Benessere IL MASSAGGIO DELLE NOTE

| 4 aprile 2005

Avete sentito parlare della musicoterapia e di quanto sia benefico immergersi nelle armonie dei suoni? Scettici, a me le orecchie! Il massaggio sonoro non promette ringiovanimenti tanto repentini quanto effimeri, né si pone come panacea dei mali contemporanei. 

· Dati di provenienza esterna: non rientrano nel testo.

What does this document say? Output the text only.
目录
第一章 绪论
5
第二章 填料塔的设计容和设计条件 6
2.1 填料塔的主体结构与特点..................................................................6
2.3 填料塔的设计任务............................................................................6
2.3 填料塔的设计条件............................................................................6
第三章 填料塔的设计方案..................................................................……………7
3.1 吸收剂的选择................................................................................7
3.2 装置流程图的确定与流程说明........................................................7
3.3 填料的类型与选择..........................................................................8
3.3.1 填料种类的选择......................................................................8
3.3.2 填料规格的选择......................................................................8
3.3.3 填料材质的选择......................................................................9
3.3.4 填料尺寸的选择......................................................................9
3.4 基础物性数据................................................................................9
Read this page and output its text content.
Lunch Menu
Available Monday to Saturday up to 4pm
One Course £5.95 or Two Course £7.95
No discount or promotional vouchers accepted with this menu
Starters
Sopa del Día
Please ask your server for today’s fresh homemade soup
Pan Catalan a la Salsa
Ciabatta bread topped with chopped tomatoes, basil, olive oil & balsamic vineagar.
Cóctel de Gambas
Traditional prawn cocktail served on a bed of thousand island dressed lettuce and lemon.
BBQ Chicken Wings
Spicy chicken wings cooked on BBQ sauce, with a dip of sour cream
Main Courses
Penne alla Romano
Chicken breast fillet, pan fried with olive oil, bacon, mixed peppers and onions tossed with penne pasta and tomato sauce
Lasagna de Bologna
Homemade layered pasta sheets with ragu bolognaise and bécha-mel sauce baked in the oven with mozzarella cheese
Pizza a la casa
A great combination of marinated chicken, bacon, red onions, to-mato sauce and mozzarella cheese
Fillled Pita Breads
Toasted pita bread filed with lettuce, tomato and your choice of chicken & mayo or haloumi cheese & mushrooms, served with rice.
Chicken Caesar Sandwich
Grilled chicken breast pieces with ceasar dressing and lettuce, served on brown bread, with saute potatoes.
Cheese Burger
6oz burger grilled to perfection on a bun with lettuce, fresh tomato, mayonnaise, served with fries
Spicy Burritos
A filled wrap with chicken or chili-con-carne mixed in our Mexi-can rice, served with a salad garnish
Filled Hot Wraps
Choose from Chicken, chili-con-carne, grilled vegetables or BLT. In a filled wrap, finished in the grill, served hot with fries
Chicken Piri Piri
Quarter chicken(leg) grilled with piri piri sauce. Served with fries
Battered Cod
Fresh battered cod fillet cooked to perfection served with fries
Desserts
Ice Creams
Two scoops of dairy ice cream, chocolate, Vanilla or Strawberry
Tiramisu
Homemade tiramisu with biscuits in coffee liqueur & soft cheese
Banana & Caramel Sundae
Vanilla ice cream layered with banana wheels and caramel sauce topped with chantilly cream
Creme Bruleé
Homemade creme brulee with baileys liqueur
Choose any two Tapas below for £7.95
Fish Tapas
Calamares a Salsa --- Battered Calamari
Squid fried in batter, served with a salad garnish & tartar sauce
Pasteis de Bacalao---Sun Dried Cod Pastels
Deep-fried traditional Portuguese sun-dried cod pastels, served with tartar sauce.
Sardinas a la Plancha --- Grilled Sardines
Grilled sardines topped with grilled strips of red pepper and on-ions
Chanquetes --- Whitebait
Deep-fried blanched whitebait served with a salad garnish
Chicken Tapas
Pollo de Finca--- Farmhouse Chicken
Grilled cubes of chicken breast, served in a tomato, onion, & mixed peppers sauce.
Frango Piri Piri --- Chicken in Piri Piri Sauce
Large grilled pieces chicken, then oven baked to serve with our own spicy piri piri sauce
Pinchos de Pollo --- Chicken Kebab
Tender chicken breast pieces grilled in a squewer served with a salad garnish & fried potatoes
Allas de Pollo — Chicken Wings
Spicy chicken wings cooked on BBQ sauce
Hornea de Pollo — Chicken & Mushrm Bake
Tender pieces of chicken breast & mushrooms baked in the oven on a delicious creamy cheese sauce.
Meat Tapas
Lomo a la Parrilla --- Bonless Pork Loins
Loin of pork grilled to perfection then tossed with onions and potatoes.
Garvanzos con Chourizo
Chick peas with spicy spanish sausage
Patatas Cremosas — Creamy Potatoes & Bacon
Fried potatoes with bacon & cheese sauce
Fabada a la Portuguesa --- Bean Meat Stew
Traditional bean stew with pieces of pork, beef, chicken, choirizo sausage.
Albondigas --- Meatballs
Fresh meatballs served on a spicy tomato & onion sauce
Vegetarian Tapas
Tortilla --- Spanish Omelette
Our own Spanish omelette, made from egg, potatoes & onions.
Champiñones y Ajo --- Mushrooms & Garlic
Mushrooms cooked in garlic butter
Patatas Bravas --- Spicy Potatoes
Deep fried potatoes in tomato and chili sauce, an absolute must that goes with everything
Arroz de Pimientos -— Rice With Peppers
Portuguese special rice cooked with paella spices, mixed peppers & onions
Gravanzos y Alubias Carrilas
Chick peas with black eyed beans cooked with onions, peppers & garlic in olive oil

E’ semplicemente un viaggio introspettivo, una pausa alla frenesia e al male di vivere che affligge moltissima gente, sottoscritta compresa. Lo fa senza grandi formule, con il geniale ausilio della musica, compagna di vita di tutti, colonna sonora dei nostri ricordi, e con il sapiente dosaggio dei colori,unito alla perfetta atmosfera di un habitat congeniale a chi vuole ritrovarsi. Ma, più in concreto, come possiamo descrivere tecnicamente qualcosa che accarezza la nostra anima e riporta a galla ricordi sepolti, emozioni represse, parti di noi troppo spesso dimenticate? Togliendo al tutto la suggestione che di fatto possiede, partiamo con il dire che la musicoterapia e la cromoterapia vengono integrate con un computer (questa volta dotato di funzione salutare) che controlla, attraverso un lettino, le vibrazioni sonore. La musica agisce direttamente sul lettino, diffondendosi attraverso altoparlanti posizionati sotto di noi. Ma come vengono scelti i suggerimenti musicali e cromatici? Su misura. E qui entra in gioco l’abilità e la preparazione di chi si muove dietro alle quinte. Popolare, medievale, classica o moderna, la musica svolge la funzione principale di rilassamento e di riconquista della nostra identità più intima. La sua scelta, con il giusto abbinamento cromatico, è determinante affinché l’esperienza sia davvero “terapeutica”. Attraverso un lento e modulato massaggio musicale su tutto il corpo, si sincronizza la vibrazione cellulare e tutto questo ci permette di “sognare ad occhi aperti”, rilassandoci, visualizzando eventi accaduti nella nostra infanzia o semplicemente lasciando che la rievocazione mnemonica di un evento si arricchisca di particolari, fatti, fantasie e bisogni, spesso senza esserne consapevoli. Alla fine si può sentire la necessità di condividere l’esperienza raccontando le proprie “visioni” o si può scegliere di custodirla dentro noi stessi. Sta di fatto che per un’ora intera apparteniamo a noi stessi, facciamo la nostra conoscenza e basta. Per molti di noi è già un bel traguardo.